Statute of Limitations

How to Calculate the Statute of Limitations in Illinois

One of the most nerve-wracking parts of practicing as a litigator is investigating and docketing a client’s statute of limitations for their claims.  I can’t count how many times I have double- and triple-checked my docketing for the date a tolling agreement expires and notes out of fear that a deadline might have been miscalculated or missed.  This article provides a brief overview of determining the proper deadline for certain statutes of limitations.

The statute of limitations for a claim begins on its accrual date.  However, the accrual date will differ, depending on the type of claim that is brought.  For example, in tort claims, the clock starts ticking when the party suffers an injury.  Further, for tort claims, you will want to docket not only the normal accrual date but also the date your client potentially discovered that their injury was a result of tortious conduct.  See Moon v. Rhode, 2016 IL 119572 (2016) (holding discovery rule applies to Wrongful Death and Survival actions); see also Carlson v. Fish, 2015 IL App (1st) 140526 (discussing the application of discovery rule in legal malpractice actions). Conversely, in breach of contract cases, the claim’s accrual begins when the contract is breached, not the date when damages occur.
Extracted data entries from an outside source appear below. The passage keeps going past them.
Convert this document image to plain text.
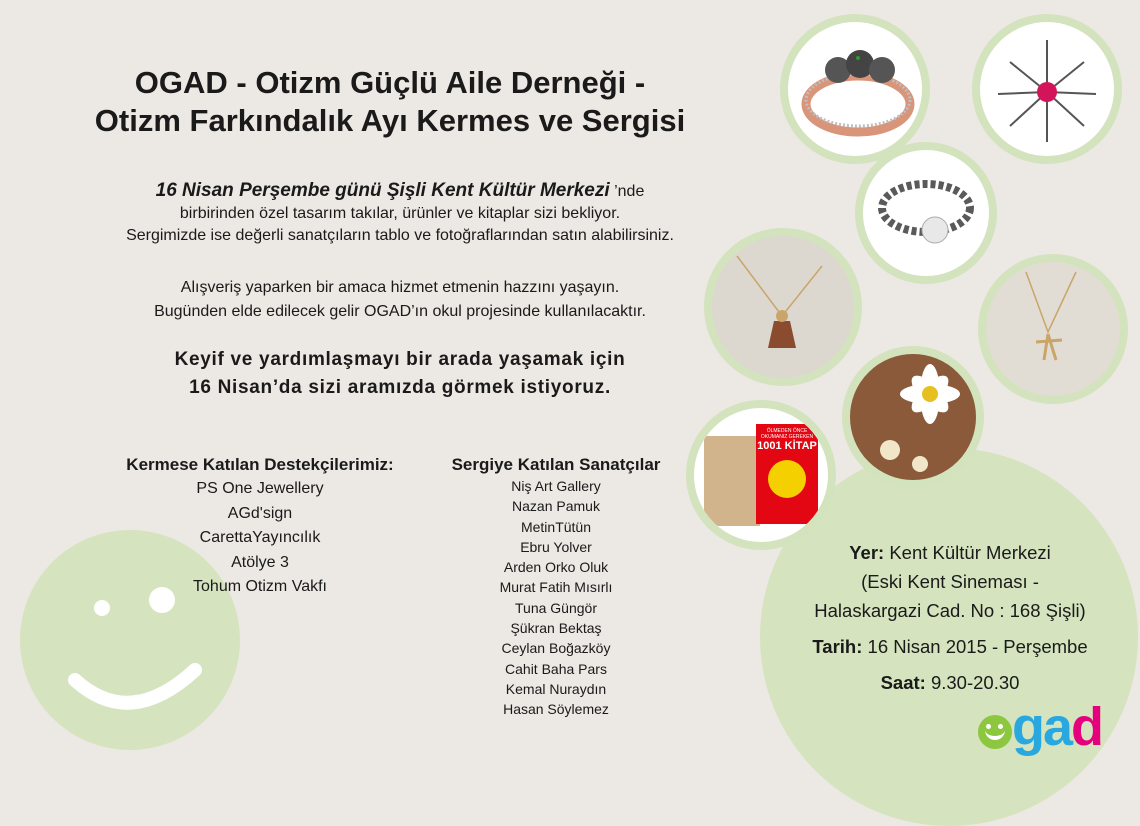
ÖLMEDEN ÖNCE OKUMANIZ GEREKEN
1001 KİTAP
OGAD - Otizm Güçlü Aile Derneği -
Otizm Farkındalık Ayı Kermes ve Sergisi
16 Nisan Perşembe günü Şişli Kent Kültür Merkezi ’nde
birbirinden özel tasarım takılar, ürünler ve kitaplar sizi bekliyor.
Sergimizde ise değerli sanatçıların tablo ve fotoğraflarından satın alabilirsiniz.
Alışveriş yaparken bir amaca hizmet etmenin hazzını yaşayın.
Bugünden elde edilecek gelir OGAD’ın okul projesinde kullanılacaktır.
Keyif ve yardımlaşmayı bir arada yaşamak için
16 Nisan’da sizi aramızda görmek istiyoruz.
Kermese Katılan Destekçilerimiz:
PS One Jewellery
AGd'sign
CarettaYayıncılık
Atölye 3
Tohum Otizm Vakfı
Sergiye Katılan Sanatçılar
Niş Art Gallery
Nazan Pamuk
MetinTütün
Ebru Yolver
Arden Orko Oluk
Murat Fatih Mısırlı
Tuna Güngör
Şükran Bektaş
Ceylan Boğazköy
Cahit Baha Pars
Kemal Nuraydın
Hasan Söylemez
Yer: Kent Kültür Merkezi
(Eski Kent Sineması -
Halaskargazi Cad. No : 168 Şişli)
Tarih: 16 Nisan 2015 - Perşembe
Saat: 9.30-20.30
gad
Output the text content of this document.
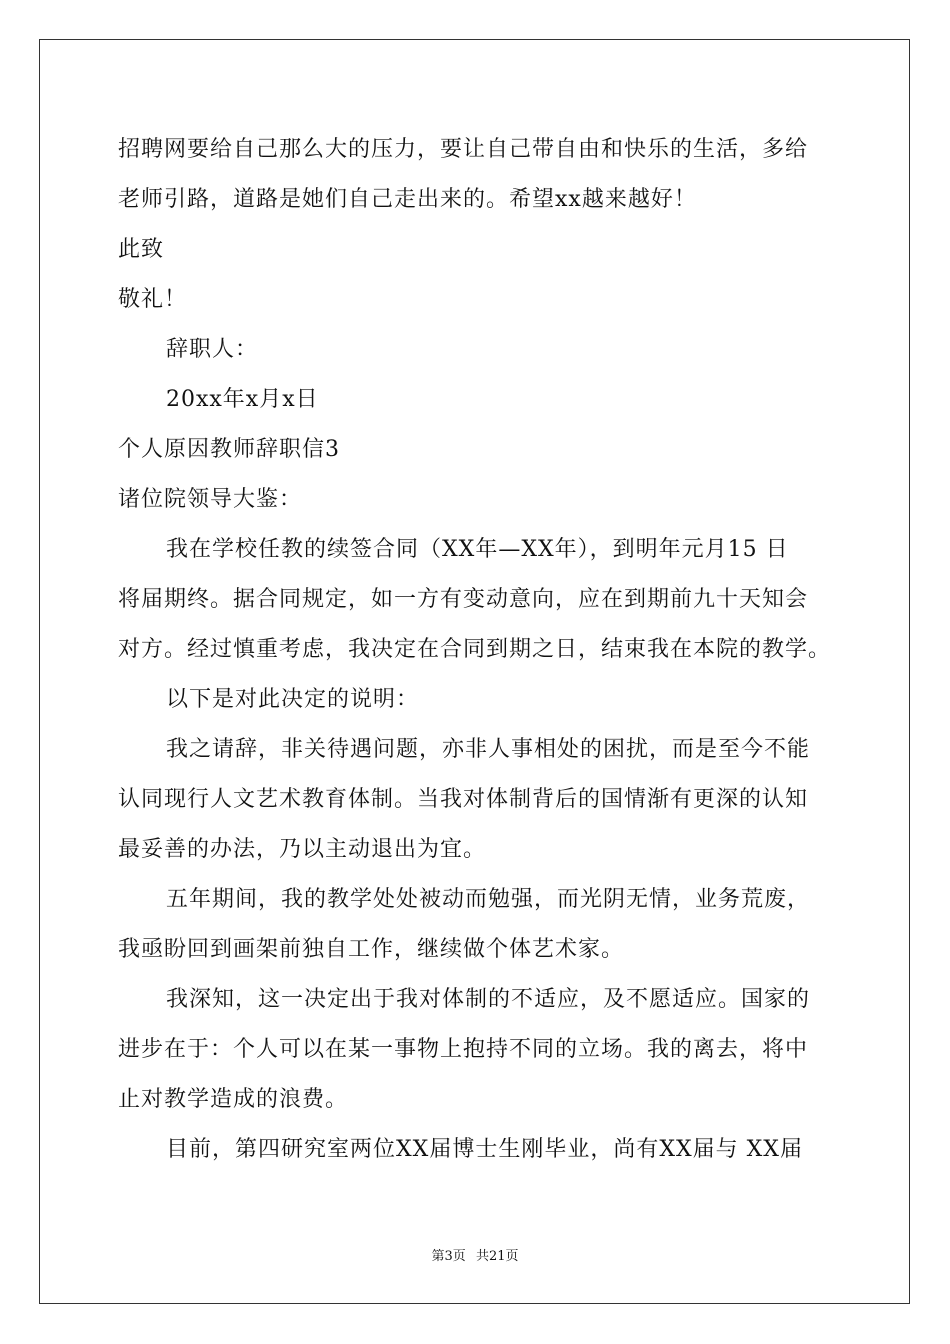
招聘网要给自己那么大的压力，要让自己带自由和快乐的生活，多给
老师引路，道路是她们自己走出来的。希望xx越来越好！
此致
敬礼！
辞职人：
20xx年x月x日
个人原因教师辞职信3
诸位院领导大鉴：
我在学校任教的续签合同（XX年—XX年），到明年元月15 日
将届期终。据合同规定，如一方有变动意向，应在到期前九十天知会
对方。经过慎重考虑，我决定在合同到期之日，结束我在本院的教学。
以下是对此决定的说明：
我之请辞，非关待遇问题，亦非人事相处的困扰，而是至今不能
认同现行人文艺术教育体制。当我对体制背后的国情渐有更深的认知
最妥善的办法，乃以主动退出为宜。
五年期间，我的教学处处被动而勉强，而光阴无情，业务荒废，
我亟盼回到画架前独自工作，继续做个体艺术家。
我深知，这一决定出于我对体制的不适应，及不愿适应。国家的
进步在于：个人可以在某一事物上抱持不同的立场。我的离去，将中
止对教学造成的浪费。
目前，第四研究室两位XX届博士生刚毕业，尚有XX届与 XX届
第3页 共21页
Once you determine your claims’ accrual dates, you will want to determine the appropriate deadline to file the action.  One of the most frequent errors I see is miscalculating a claim’s deadline.  Section 5 ILCS 70/1.11 sets forth the proper procedure to calculate filing times, and states the following:

“The time within which any act provided by law is to be done shall be computed by excluding the first day and including the last, unless the last day is Saturday or Sunday or is a holiday as defined or fixed in any statute now or hereafter in force in this State, and then it shall also be excluded.  If the day succeeding such Saturday, Sunday or holiday is also a holiday or a Saturday or Sunday then such succeeding day shall also be excluded.”

In simpler terms, if a written contract was breached on November 9, 2019, a party must file their breach of contract action on or before November 10, 2029, because the first day is excluded.  However, the date in this example, November 10, 2029, falls on a Saturday. Therefore, the deadline is extended to November 12, 2029. See Anglin v. Dearth, 175 Ill. App. 3d 367, 369 (1st Dist. 1988); see also Pettigrove v. Parro Constr. Corp., 44 Ill. App. 2d 421, 426-27 (2d Dist. 1963) (holding petition to vacate was timely filed thirty-three days after default because thirty days fell on a Saturday and the following Monday was a legal holiday).  But I recommend filing an action well before any anticipated statute of limitations deadline.

Originally posted on - https://cbaatthebar.chicagobar.org/2020/03/11/calculating-the-deadline-for-the-statute-of-limitations-in-illinois/

Indiana Court of Appeals Reinstates Missed Statute of Limitations Legal Malpractice Claim

One reason legal malpractice cases are difficult to prosecute is due to having to prove the underlying case on top of the attorney’s negligence.  Defendants commonly argue that despite their negligence, they did not cause the plaintiff any injury because the plaintiff would not have prevailed in their underlying case anyway.  Essentially attacking the third element of professional negligence actions – proximate cause.  This type of defense strategy was employed in Roumbos v. Vazanellis. 2017 Ind. App. LEXIS 83 (Ind. App. Ct. 2017).

There, the plaintiff in 2011 was visiting her husband at a hospital and tripped over wires that ran flush along the floor, which resulted in a severe injury.  She hired defendants to file a negligence claim against the hospital; but, they failed to file the claim within the applicable statute of limitations period.  Afterwards, the plaintiff filed a legal malpractice action against the Defendants due to their failure to file within the required period of time.

Defendants moved for summary judgment in 2016 based upon the supposed inability to win the underlying case.  During her deposition, the plaintiff acknowledged that she knew of the wires existence and consciously avoided them because she knew if she stepped on them there was the possibility that she could have fallen.  Additionally, she testified that the day that she fell, she had not looked down at where the wires were located and, if she had done so, she probably would have seen the wires and avoided them.  Based on these statements, the trial court granted summary judgment reasoning that the plaintiff was aware of the dangerous condition. 

But, the Indiana Court of Appeals reversed this decision because the trial court did not consider the entirety of Section 343 Restatement (Second) of Torts when reaching its decision.  Rather, qualifying circumstances exist under Section 343(a)(1) where a landowner may be liable for an invitee’s injury despite their knowledge or the obviousness of a dangerous condition. In such cases, the landowner is not relieved of the duty of reasonable care that it owes to the invitee for their protection.  The Court relied upon an illustration in the Restatement to reach its conclusion.  In the illustration, an invitee was aware of an open and obvious condition but forgets about and it and is injured.  Despite being aware of the condition, under this illustration the landlord was nevertheless still liable because the it could reasonably anticipate the event.  Consequently, the Indiana Court of Appeals reversed and remanded for further proceedings.